In der kommenden Saison wird dann ja mit Dynamo DD, Rostock, Braunschwein und Offenbach auch einiges geboten, so rein sportlich betrachtet.

Auf jeden Fall die netteste Gegengerade der dritten Liga.

Der einzige Nachteil im Karli ist das Bier: Rex Pils. bäh. Ich hatte das von früher nicht sooo eklig in Erinnerung, haben die die Brauerei gewechselt? Dagegen ist Astra ja fast ein premium bier; (spotz)

Glückwunsch aus Offenbach

Kickersfan 30.05.2010 - 19:30
Hallo nach Babelsberg,

wir freuen uns auf euch in der nächsten Saison und das ganz ohne Häme. Endlich wieder ein Verein mit guter Fanszene in unserer Liga, wo das Spiel und das drumrum Spass machen wird.
Auch beim OFC gibt es etliche antifaschistische Fans - also keine Sorge über event. dumme Gerüchte von Faschos in der OFC-Fan-Szene (die gibt es zwar, haben aber wenig zu melden).
Forza OFC!

presse

babelsberliner 01.06.2010 - 15:27
netter bericht aus der (ansonsten meinerseits eher kritisch gelesenen) jungen welt online vom dienstag.

 http://www.jungewelt.de/2010/06-01/035.php

Public Viewing? Antinationale Alternative

thiel 02.06.2010 - 15:31
Also erstmal schön das Fußball auch immer mal wieder ohne Hass und Gegner_innenschaft funktioniert!
Schöne Sache das.

Aber Public Viewing?
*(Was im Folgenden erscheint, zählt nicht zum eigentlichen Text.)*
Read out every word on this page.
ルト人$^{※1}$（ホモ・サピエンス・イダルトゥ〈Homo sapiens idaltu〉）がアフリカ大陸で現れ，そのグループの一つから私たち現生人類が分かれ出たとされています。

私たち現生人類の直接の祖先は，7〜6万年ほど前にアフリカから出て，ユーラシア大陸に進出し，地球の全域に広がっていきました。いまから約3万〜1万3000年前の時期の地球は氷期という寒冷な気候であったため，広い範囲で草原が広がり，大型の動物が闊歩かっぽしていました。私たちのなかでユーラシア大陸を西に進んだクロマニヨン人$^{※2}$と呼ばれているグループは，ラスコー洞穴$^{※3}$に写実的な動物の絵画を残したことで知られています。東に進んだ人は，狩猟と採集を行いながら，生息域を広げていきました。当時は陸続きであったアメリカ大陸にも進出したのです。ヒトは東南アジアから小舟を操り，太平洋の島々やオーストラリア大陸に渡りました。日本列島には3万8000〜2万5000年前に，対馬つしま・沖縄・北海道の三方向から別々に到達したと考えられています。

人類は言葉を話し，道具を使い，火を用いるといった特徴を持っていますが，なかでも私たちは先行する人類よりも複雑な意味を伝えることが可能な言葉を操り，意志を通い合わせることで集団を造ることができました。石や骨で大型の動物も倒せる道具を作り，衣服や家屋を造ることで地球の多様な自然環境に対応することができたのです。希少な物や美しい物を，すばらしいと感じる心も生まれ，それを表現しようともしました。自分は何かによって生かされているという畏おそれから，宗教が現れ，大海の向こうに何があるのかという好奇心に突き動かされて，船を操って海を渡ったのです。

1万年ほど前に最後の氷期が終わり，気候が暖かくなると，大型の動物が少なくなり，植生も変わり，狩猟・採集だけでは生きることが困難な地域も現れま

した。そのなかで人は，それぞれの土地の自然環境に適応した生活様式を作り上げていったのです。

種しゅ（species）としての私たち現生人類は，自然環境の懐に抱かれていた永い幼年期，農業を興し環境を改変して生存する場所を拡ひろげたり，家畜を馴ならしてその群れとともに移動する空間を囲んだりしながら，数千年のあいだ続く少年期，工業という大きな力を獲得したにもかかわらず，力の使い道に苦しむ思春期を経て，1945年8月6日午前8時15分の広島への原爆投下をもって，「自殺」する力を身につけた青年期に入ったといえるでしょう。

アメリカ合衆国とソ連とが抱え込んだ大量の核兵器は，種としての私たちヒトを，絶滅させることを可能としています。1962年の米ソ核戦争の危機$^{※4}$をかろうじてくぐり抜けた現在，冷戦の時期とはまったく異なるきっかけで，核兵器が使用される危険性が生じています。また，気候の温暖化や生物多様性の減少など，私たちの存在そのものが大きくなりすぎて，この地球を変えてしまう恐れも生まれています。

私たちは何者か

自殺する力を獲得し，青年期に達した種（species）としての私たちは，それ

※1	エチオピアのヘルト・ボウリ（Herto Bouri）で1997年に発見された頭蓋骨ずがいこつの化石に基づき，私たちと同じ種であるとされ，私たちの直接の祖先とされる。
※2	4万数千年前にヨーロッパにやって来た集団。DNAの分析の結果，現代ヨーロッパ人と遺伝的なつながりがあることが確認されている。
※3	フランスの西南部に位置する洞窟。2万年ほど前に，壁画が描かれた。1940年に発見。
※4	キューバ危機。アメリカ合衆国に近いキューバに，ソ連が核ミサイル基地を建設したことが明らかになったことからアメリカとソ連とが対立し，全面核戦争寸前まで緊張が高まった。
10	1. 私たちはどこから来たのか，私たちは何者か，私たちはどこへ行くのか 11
Ich kann verstehen das Leute Interesse an Fußball als Sport haben und diese WM sehen wollen, aber dennoch macht ein Public Viewing auch OHNE Flaggen (zumindestens ein Anfang) das ganze noch nicht besser:

- Hymnengesang (und Flaggen wehen) am Anfang (und während) jedes Spiels, Patriotismus: Gemeinsam singen Fußball"Fans" eine Lobeshymne auf "ihren" Staat?! Allein das sollte uns abschrecken
- Das "Wir"-Gefühl, Nationalismus & Rassismus: ""Wir" sind wieder wer", solche Sätze wird es wieder zu hören geben. Es wird sich wieder auf ein gemeinsames Land berufen und somit findet eine Abgrenzung zum "anderen" (hier Fans anderen "Nationalmannschaften") statt. Wir sollten aufschreien, bei einem solchen Ausmaß an nationalistischen und rassistischen Gedanken"gut"
- Die MÄNNER-Fußballweltmeisterschaft, Sexismus: Warum ist eine "Männer" Fußball-WM so wichtig, wo doch "Frauen"-Fußballmeisterschaften meist komplett untergehen? Hier zeigt sich wieder einmal eine sexistische Herangehensweise: "Männer" seien die besserern Sportler etc."
- Homophobie und Heteronormativität im Profi-Sport: Kaum ein_e Spitzensportler_in hat sich bisher öffentlich geoutet, es herrscht eine sehr krasse Homosexuellenfeindliche Stimmung (Sportler_innen wird aberkannt ein_e richtige Frau_Mann zu sein etc.), ebenso werden Spitzensportler_innen Auszeichnungen aberkannt, deren Geschlecht, nach einem beschränkten gesellschaftlichen Maßstab, nicht eindeutig zugeordnet werden kann. Solche Themen gehen zumeist völlig unter.
- Wettbewerbsgedanken: Uns sollte ein solcher krasser Leistungs- und Wettbewerbsdruck abschrecken. Ich zumindest wünsche mir eine Welt, in der sich niemand gegeneinander beweisen muss.
- Überwachung und Polizei: Zur Fußball-WM wird es wieder ein riesiges Aufgebot geben, auch auf den Public Viewing-Meilen
- Ausbeutung der Südafrikaner_innen: Für die Fußball-WM wird es massive Ausgangssperren für Bewohner_innen von sogenannten Townships geben, um die Stadtbilder zu verschönern. Ebenso wurden für den Bau von Stadien und Infrastruktur viele Dörfer umgesiedelt und die Bewohner_innen wieder einmal ihres Zuhauses beraubt. Gewinne wird es wieder nur auf einer Seite geben.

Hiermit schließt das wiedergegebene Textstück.